What Are Third-Party Cookies?
Third-party cookies are usually cookies stored by your browser for companies that manage advertising or marketing for a website. These are services installed and enabled by the websites you visit, and those third-party companies are the same companies that track information for numerous websites.
There is no difference between how first-party and third-party cookies work and what they track. The only difference is that the third-party company that manages third-party cookies knows more about your browsing habits across the entire family of websites they manage.
This is how a company like Google can figure out what you like, because they have access to third-party cookies across all sites that use Google Adsense.
Technically third-party cookies aren’t dangerous, and only have access to information you willingly provide to websites. They don’t store your search history, they don’t store your social security number or credit card number, and they can’t spy on you through your webcam (yes, some people actually believe this).
If third-party cookies scare you, you can easily block them in every major browser. For example, in Chrome go into Settings, Advanced, click on Content Settings under Privacy and Security, click on Cookies, and then turn on Block third-party cookies.
This allows you to keep trusted first-party cookies active so you can still have a flexible and functional experience on the websites you enjoy.
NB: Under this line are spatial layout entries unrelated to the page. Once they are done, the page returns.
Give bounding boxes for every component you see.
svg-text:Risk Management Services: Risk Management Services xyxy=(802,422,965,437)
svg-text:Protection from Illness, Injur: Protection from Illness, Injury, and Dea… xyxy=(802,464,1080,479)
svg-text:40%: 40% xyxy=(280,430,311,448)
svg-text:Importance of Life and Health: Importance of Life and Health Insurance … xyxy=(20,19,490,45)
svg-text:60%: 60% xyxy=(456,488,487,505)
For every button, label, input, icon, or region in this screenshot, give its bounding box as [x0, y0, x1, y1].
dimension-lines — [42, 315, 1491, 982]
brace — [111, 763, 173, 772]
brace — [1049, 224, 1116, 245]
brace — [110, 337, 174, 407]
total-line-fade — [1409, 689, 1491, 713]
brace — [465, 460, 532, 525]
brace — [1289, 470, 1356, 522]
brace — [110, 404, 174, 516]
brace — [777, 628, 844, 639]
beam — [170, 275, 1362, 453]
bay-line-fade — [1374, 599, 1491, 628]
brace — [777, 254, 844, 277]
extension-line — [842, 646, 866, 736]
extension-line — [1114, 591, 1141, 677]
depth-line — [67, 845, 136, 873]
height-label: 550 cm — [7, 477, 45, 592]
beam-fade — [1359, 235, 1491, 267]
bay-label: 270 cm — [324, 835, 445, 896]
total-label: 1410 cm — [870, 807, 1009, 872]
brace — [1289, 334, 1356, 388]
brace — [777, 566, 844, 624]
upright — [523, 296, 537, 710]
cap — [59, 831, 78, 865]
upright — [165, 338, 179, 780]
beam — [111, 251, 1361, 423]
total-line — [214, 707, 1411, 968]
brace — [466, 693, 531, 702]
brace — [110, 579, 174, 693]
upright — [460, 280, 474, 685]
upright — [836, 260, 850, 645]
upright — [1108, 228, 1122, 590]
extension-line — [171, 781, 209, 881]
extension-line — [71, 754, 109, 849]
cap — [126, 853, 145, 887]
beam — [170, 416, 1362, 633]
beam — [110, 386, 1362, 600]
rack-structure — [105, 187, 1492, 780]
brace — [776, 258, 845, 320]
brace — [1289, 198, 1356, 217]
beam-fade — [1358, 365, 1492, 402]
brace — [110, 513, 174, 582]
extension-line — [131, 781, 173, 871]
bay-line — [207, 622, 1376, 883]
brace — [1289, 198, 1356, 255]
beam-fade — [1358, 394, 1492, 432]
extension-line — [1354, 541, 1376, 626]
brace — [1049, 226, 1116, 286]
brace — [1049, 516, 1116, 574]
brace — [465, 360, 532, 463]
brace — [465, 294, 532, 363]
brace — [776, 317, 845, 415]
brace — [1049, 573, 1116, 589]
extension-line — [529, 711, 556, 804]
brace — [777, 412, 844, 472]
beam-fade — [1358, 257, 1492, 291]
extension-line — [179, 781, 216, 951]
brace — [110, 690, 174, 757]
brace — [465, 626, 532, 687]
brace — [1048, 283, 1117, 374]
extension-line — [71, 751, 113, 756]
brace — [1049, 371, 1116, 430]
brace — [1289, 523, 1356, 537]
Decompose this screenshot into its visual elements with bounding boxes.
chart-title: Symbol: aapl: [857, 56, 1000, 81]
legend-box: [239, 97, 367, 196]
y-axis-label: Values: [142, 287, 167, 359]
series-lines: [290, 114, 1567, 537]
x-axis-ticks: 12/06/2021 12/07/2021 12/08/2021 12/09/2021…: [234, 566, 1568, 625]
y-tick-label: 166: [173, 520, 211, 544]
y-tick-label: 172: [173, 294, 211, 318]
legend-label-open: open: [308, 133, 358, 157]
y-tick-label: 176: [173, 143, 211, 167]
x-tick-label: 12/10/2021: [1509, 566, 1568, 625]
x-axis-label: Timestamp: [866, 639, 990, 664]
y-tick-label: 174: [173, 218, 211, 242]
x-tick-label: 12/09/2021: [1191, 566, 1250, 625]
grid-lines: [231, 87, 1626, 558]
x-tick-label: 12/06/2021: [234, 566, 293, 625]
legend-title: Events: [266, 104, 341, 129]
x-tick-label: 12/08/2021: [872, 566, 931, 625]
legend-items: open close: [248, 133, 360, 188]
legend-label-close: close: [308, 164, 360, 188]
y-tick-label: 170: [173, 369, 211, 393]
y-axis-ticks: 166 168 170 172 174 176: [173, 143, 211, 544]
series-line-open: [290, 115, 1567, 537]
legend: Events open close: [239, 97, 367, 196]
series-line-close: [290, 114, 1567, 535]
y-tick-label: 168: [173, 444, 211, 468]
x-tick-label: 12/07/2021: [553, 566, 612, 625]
But it’ll prevent third-party advertisers, marketers, and other services from tracking you across different websites.
Keep in mind that in the case of Google, this only blocks tracking your visits to sites across their wide ad networks. It doesn’t prevent them from tracking your web behavior when you use the Chrome browser while logged into your Google account.
Take Control of Your Online Privacy
Everyone has their own level of comfort when it comes to what information you’re sharing about yourself when you’re on the web. Some people may not care who knows what browser or operating system they use.
But those same people may be quite concerned if a website has access to their geographic location or their email.
Understanding your own level of comfort with what information you’re sharing, and taking appropriate measures to protect that information , is something everyone who uses the internet needs to do.